2020 was about COVID-19 and drifts. How did it affect your models in production? How did you manage to be on top of things?

COVID-19 put countless people in a position of ill financial state, endless stress, and fear for what the future may bring. Especially throughout COVID-19, running or starting a business can feel like a free fall with no safety net. So our company’s mission to help “power prosperity around the world” has been especially pertinent throughout the pandemic over the past year.

In addition to this, we developed AI-driven solutions that were quickly incorporated into Intuit’s products. One problem we were able to solve is that some Intuit customers in the U.S. had problems with their tax refund because they mistyped their bank account numbers. We applied a deep learning algorithm that predicts the likelihood that the bank account number is invalid. This solution prevented the delay of over $140M in tax refunds this past tax season.

Additionally, since most companies do not state their industry, we previously developed a US-only ML service, which imputes the business industry by analyzing its financial documents. When the UK and Canadian governments asked Intuit to help them assess the financial impact of the COVID-19 pandemic on different industries, we expanded the machine learning model to include businesses outside the US and managed to do so within days and with high accuracy.

Do you have current needs for xAI? How do you see this trend impacting your work?

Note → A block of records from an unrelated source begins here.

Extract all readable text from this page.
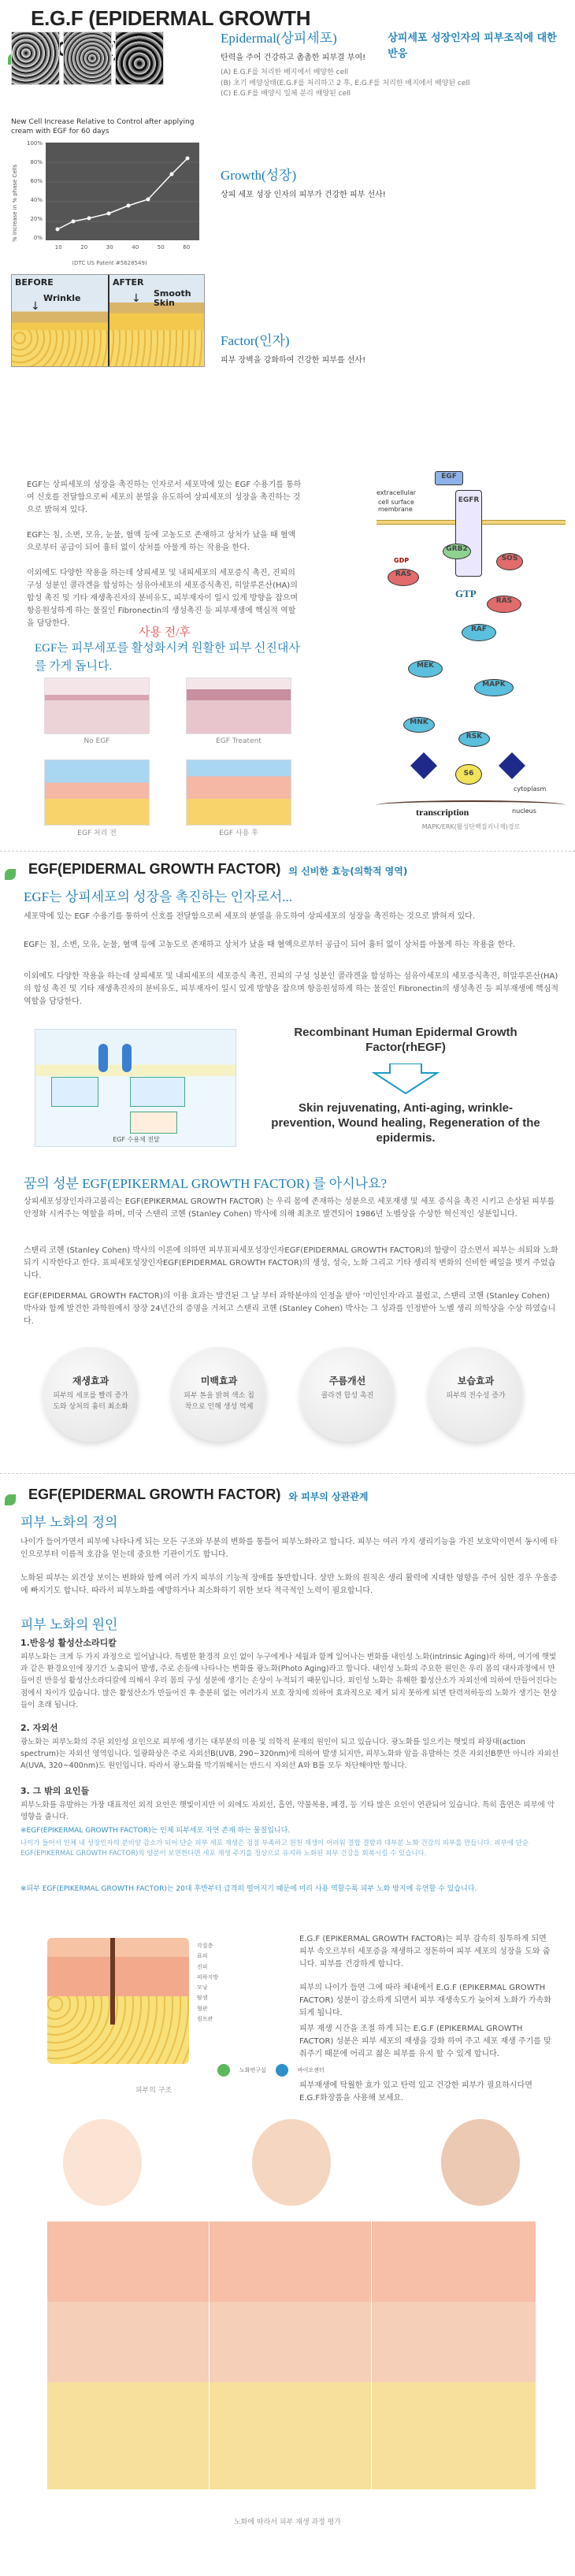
E.G.F (EPIDERMAL GROWTH
상피세포 성장인자의 피부조직에 대한 반응
Epidermal(상피세포)
탄력을 주어 건강하고 촘촘한 피부결 부여!
(A) E.G.F를 처리한 배지에서 배양한 cell
(B) 초기 배양상태(E.G.F를 처리하고 2 후, E.G.F를 처리한 배지에서 배양된 cell
(C) E.G.F를 배양시 일체 분리 배양된 cell
New Cell Increase Relative to Control after applying cream with EGF for 60 days
% Increase in % phase Cells
100%
80%
60%
40%
20%
0%
10	20	30	40	50	60
(DTC US Patent #5628549)
Growth(성장)
상피 세포 성장 인자의 피부가 건강한 피부 선사!
BEFORE	AFTER
Wrinkle	Smooth Skin
↓
↓
Factor(인자)
피부 장벽을 강화하여 건강한 피부를 선사!
EGF는 상피세포의 성장을 촉진하는 인자로서 세포막에 있는 EGF 수용기를 통하여 신호를 전달함으로써 세포의 분열을 유도하여 상피세포의 성장을 촉진하는 것으로 밝혀져 있다.
EGF는 침, 소변, 모유, 눈물, 혈액 등에 고농도로 존재하고 상처가 났을 때 혈액으로부터 공급이 되어 흉터 없이 상처를 아물게 하는 작용을 한다.
이외에도 다양한 작용을 하는데 상피세포 및 내피세포의 세포증식 촉진, 진피의 구성 성분인 콜라겐을 합성하는 섬유아세포의 세포증식촉진, 히알루론산(HA)의 합성 촉진 및 기타 재생촉진자의 분비유도, 피부재자이 일시 있게 방향을 잡으며 항응원성하게 하는 물질인 Fibronectin의 생성촉진 등 피부재생에 핵심적 역할을 담당한다.
사용 전/후
EGF는 피부세포를 활성화시켜 원활한 피부 신진대사를 가게 돕니다.
No EGF	EGF Treatent
EGF 처리 전	EGF 사용 후
EGF
extracellular
cell surface membrane
EGFR
GRB2
SOS
GDP
RAS
GTP
RAS
RAF
MEK
MAPK
MNK
RSK
S6
cytoplasm
transcription	nucleus
MAPK/ERK(활성단백질키나제)경로
EGF(EPIDERMAL GROWTH FACTOR) 의 신비한 효능(의학적 영역)
EGF는 상피세포의 성장을 촉진하는 인자로서...
세포막에 있는 EGF 수용기를 통하여 신호를 전달함으로써 세포의 분열을 유도하여 상피세포의 성장을 촉진하는 것으로 밝혀져 있다.
EGF는 침, 소변, 모유, 눈물, 혈액 등에 고농도로 존재하고 상처가 났을 때 혈액으로부터 공급이 되어 흉터 없이 상처를 아물게 하는 작용을 한다.
이외에도 다양한 작용을 하는데 상피세포 및 내피세포의 세포증식 촉진, 진피의 구성 성분인 콜라겐을 합성하는 섬유아세포의 세포증식촉진, 히알루론산(HA)의 합성 촉진 및 기타 재생촉진자의 분비유도, 피부재자이 일시 있게 방향을 잡으며 항응원성하게 하는 물질인 Fibronectin의 생성촉진 등 피부재생에 핵심적 역할을 담당한다.
EGF 수용체 전달
Recombinant Human Epidermal Growth Factor(rhEGF)
Skin rejuvenating, Anti-aging, wrinkle-prevention, Wound healing, Regeneration of the epidermis.
꿈의 성분 EGF(EPIKERMAL GROWTH FACTOR) 를 아시나요?
상피세포성장인자라고불리는 EGF(EPIKERMAL GROWTH FACTOR) 는 우리 몸에 존재하는 성분으로 세포재생 및 세포 증식을 촉진 시키고 손상된 피부를 안정화 시켜주는 역할을 하며, 미국 스탠리 코헨 (Stanley Cohen) 박사에 의해 최초로 발견되어 1986년 노벨상을 수상한 혁신적인 성분입니다.
스탠리 코헨 (Stanley Cohen) 박사의 이론에 의하면 피부표피세포성장인자EGF(EPIDERMAL GROWTH FACTOR)의 함량이 감소면서 피부는 쇠퇴와 노화되기 시작한다고 한다. 표피세포성장인자EGF(EPIDERMAL GROWTH FACTOR)의 생성, 성숙, 노화 그리고 기타 생리적 변화의 신비한 베일을 벗겨 주었습니다.
EGF(EPIDERMAL GROWTH FACTOR)의 이용 효과는 발견된 그 날 부터 과학분야의 인정을 받아 '미인인자'라고 불렀고, 스탠리 코헨 (Stanley Cohen) 박사와 함께 발견한 과학원에서 장장 24년간의 증명을 거쳐고 스탠리 코헨 (Stanley Cohen) 박사는 그 성과를 인정받아 노벨 생리 의학상을 수상 하였습니다.
재생효과
피부의 세포를 빨리 증가 도와 상처의 흉터 최소화
미백효과
피부 톤을 밝혀 색소 침착으로 인해 생성 억제
주름개선
콜라겐 합성 촉진
보습효과
피부의 전수성 증가
EGF(EPIDERMAL GROWTH FACTOR) 와 피부의 상관관계
피부 노화의 정의
나이가 들어가면서 피부에 나타나게 되는 모든 구조와 부분의 변화를 통틀어 피부노화라고 합니다. 피부는 여러 가지 생리기능을 가진 보호막이면서 동시에 타인으로부터 이름적 호감을 얻는데 중요한 기관이기도 합니다.
노화된 피부는 외견상 보이는 변화와 함께 여러 가지 피부의 기능적 장애를 동반합니다. 상반 노화의 원직은 생리 활력에 지대한 영향을 주어 심한 경우 우울증에 빠지기도 합니다. 따라서 피부노화를 예방하거나 최소화하기 위한 보다 적극적인 노력이 필요합니다.
피부 노화의 원인
1.반응성 활성산소라디칼
피부노화는 크게 두 가지 과정으로 일어납니다. 특별한 환경적 요인 없이 누구에게나 세월과 함께 일어나는 변화를 내인성 노화(intrinsic Aging)라 하며, 여기에 햇빛과 같은 환경요인에 장기간 노출되어 발생, 주로 손등에 나타나는 변화를 광노화(Photo Aging)라고 합니다. 내인성 노화의 주요한 원인은 우리 몸의 대사과정에서 만들어진 반응성 활성산소라디칼에 의해서 우리 몸의 구성 성분에 생기는 손상이 누적되기 때문입니다. 외인성 노화는 유해한 활성산소가 자외선에 의하여 만들어진다는 점에서 차이가 있습니다. 많은 활성산소가 만들어진 후 충분히 없는 여러가지 보호 장치에 의하여 효과적으로 제거 되지 못하게 되면 탄력저하등의 노화가 생기는 현상들이 초래 됩니다.
2. 자외선
광노화는 피부노화의 주된 외인성 요인으로 피부에 생기는 대부분의 미용 및 의학적 문제의 원인이 되고 있습니다. 광노화를 일으키는 햇빛의 파장대(action spectrum)는 자외선 영역입니다. 일광화상은 주로 자외선B(UVB, 290~320nm)에 의하여 발생 되지만, 피부노화와 암을 유발하는 것은 자외선B뿐만 아니라 자외선A(UVA, 320~400nm)도 원인입니다. 따라서 광노화를 막기위해서는 반드시 자외선 A와 B를 모두 차단해야만 합니다.
3. 그 밖의 요인들
피부노화를 유발하는 가장 대표적인 외적 요인은 햇빛이지만 이 외에도 자외선, 흡연, 약물복용, 폐경, 등 기타 많은 요인이 연관되어 있습니다. 특히 흡연은 피부에 악영향을 줍니다.
※EGF(EPIKERMAL GROWTH FACTOR)는 인체 피부세포 자연 존재 하는 물질입니다.
나이가 들어서 인체 내 성장인자의 분비양 감소가 되어 단순 피부 세포 재생은 점점 부족하고 원천 재생이 어려워 결합 결함과 대부분 노화 건강의 피부를 만듭니다. 피부에 단순 EGF(EPIKERMAL GROWTH FACTOR)의 양분이 보면한다면 세포 재생 주기를 정상으로 유지하 노화된 피부 건강을 회복시킬 수 있습니다.
※피부 EGF(EPIKERMAL GROWTH FACTOR)는 20대 후반부터 급격히 떨어지기 때문에 미리 사용 역할수록 피부 노화 방지에 유연할 수 있습니다.
각질층
표피
진피
피하지방
모낭
땀샘
혈관
림프관
노화연구실	바이오센터
피부의 구조
E.G.F (EPIKERMAL GROWTH FACTOR)는 피부 감속히 침투하게 되면 피부 속오르부터 세포증을 재생하고 정돈하여 피부 세포의 성장을 도와 줍니다. 피부를 건강하게 합니다.
피부의 나이가 들면 그에 따라 체내에서 E.G.F (EPIKERMAL GROWTH FACTOR) 성분이 감소하게 되면서 피부 재생속도가 늦어져 노화가 가속화 되게 됩니다.
피부 재생 시간을 조절 하게 되는 E.G.F (EPIKERMAL GROWTH FACTOR) 성분은 피부 세포의 재생을 강화 하여 주고 세포 재생 주기를 맞춰주기 때문에 어리고 젊은 피부를 유지 할 수 있게 합니다.
피부재생에 탁월한 효가 있고 탄력 있고 건강한 피부가 필요하시다면 E.G.F화장품을 사용해 보세요.
노화에 따라서 피부 재생 과정 평가
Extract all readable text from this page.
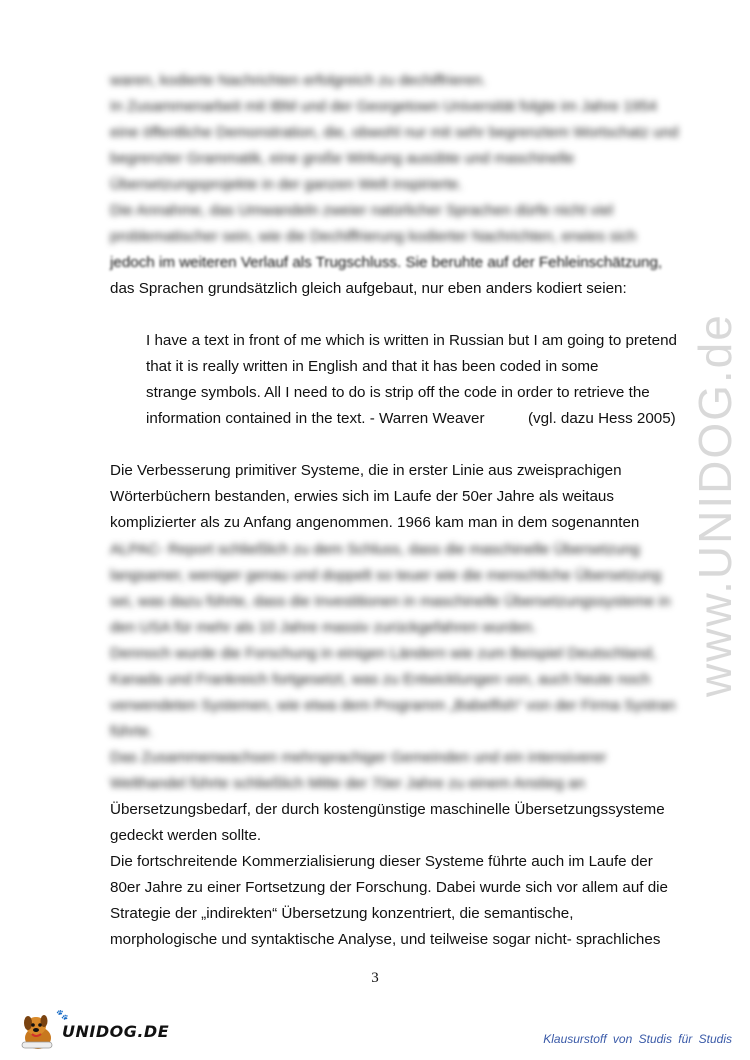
www.UNIDOG.de
waren, kodierte Nachrichten erfolgreich zu dechiffrieren.
In Zusammenarbeit mit IBM und der Georgetown Universität folgte im Jahre 1954
eine öffentliche Demonstration, die, obwohl nur mit sehr begrenztem Wortschatz und
begrenzter Grammatik, eine große Wirkung ausübte und maschinelle
Übersetzungsprojekte in der ganzen Welt inspirierte.
Die Annahme, das Umwandeln zweier natürlicher Sprachen dürfe nicht viel
problematischer sein, wie die Dechiffrierung kodierter Nachrichten, erwies sich
jedoch im weiteren Verlauf als Trugschluss. Sie beruhte auf der Fehleinschätzung,
das Sprachen grundsätzlich gleich aufgebaut, nur eben anders kodiert seien:
I have a text in front of me which is written in Russian but I am going to pretend
that it is really written in English and that it has been coded in some
strange symbols. All I need to do is strip off the code in order to retrieve the
information contained in the text. - Warren Weaver	(vgl. dazu Hess 2005)
Die Verbesserung primitiver Systeme, die in erster Linie aus zweisprachigen
Wörterbüchern bestanden, erwies sich im Laufe der 50er Jahre als weitaus
komplizierter als zu Anfang angenommen. 1966 kam man in dem sogenannten
ALPAC- Report schließlich zu dem Schluss, dass die maschinelle Übersetzung
langsamer, weniger genau und doppelt so teuer wie die menschliche Übersetzung
sei, was dazu führte, dass die Investitionen in maschinelle Übersetzungssysteme in
den USA für mehr als 10 Jahre massiv zurückgefahren wurden.
Dennoch wurde die Forschung in einigen Ländern wie zum Beispiel Deutschland,
Kanada und Frankreich fortgesetzt, was zu Entwicklungen von, auch heute noch
verwendeten Systemen, wie etwa dem Programm „Babelfish“ von der Firma Systran
führte.
Das Zusammenwachsen mehrsprachiger Gemeinden und ein intensiverer
Welthandel führte schließlich Mitte der 70er Jahre zu einem Anstieg an
Übersetzungsbedarf, der durch kostengünstige maschinelle Übersetzungssysteme
gedeckt werden sollte.
Die fortschreitende Kommerzialisierung dieser Systeme führte auch im Laufe der
80er Jahre zu einer Fortsetzung der Forschung. Dabei wurde sich vor allem auf die
Strategie der „indirekten“ Übersetzung konzentriert, die semantische,
morphologische und syntaktische Analyse, und teilweise sogar nicht- sprachliches
3
🐾
UNIDOG.DE	Klausurstoff von Studis für Studis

Explainable AI is one of my top personal interests, and I think this is an important field for any data scientist to have good theoretical and practical knowledge of in their practice. Understanding model decisions helps us in our day-to-day work to debug and optimize our models and understand model decisions.

At Intuit, we strive for the right level of transparency in our AI – taking into consideration the intended use of the AI and its impact on customers.

What are the main technology trends that are most likely to impact your work in the near future?

As AI is integrated into more and more domains and products, I assume we will be working to solve new and challenging problems using ML and data science in the future. I personally don’t believe that AutoML-type solutions are going to be taking over the industry, as most of the models we create require more than just running an automated pipeline. Domain knowledge, correct data handling, business understanding, etc., are all critical to the success of our models. However, parts of the process could be automated to speed things up and enable teams to support more use cases.

What are the main improvements and investment areas planned for your AI/ML activities in the next two years?

We experiment and develop with AI and emerging technologies to create a platform that is evening the odds for customers while upholding our ethics to deploy data for good. Machine learning empowers our customers with insights so they can make data-driven decisions.

Nowadays, there is more data being created than ever before, and this data is the fuel to the fire of data-driven algorithms.

We’re also pioneering different methodologies in predictive intelligence. We are one of the first tech companies to research time series modeling using confidence intervals, which enables us to make predictions for our customers with a higher rate of accuracy. Using natural language processing, we’re also humanizing our technology, so people interact more naturally and make better decisions about managing their money.

As we keep hearing about more and more “AI fails,” what’s keeping you up at night?

I have to say that thankfully, throughout my career as a data scientist, I haven’t experienced many “AI fails.” That is not to say that there aren’t challenges – of course, there are. But we’ve been able to overcome most of these challenges quickly and come out stronger and wiser (and with better monitoring systems).

In general, the fact that no model is 100% accurate (or at least no real-world model) is something that must be taken into account when incorporating AI into products. This can be mitigated by adding decisioning layers – manual or automated – which can be taken together with the model score to optimize performance even for the toughest edge cases.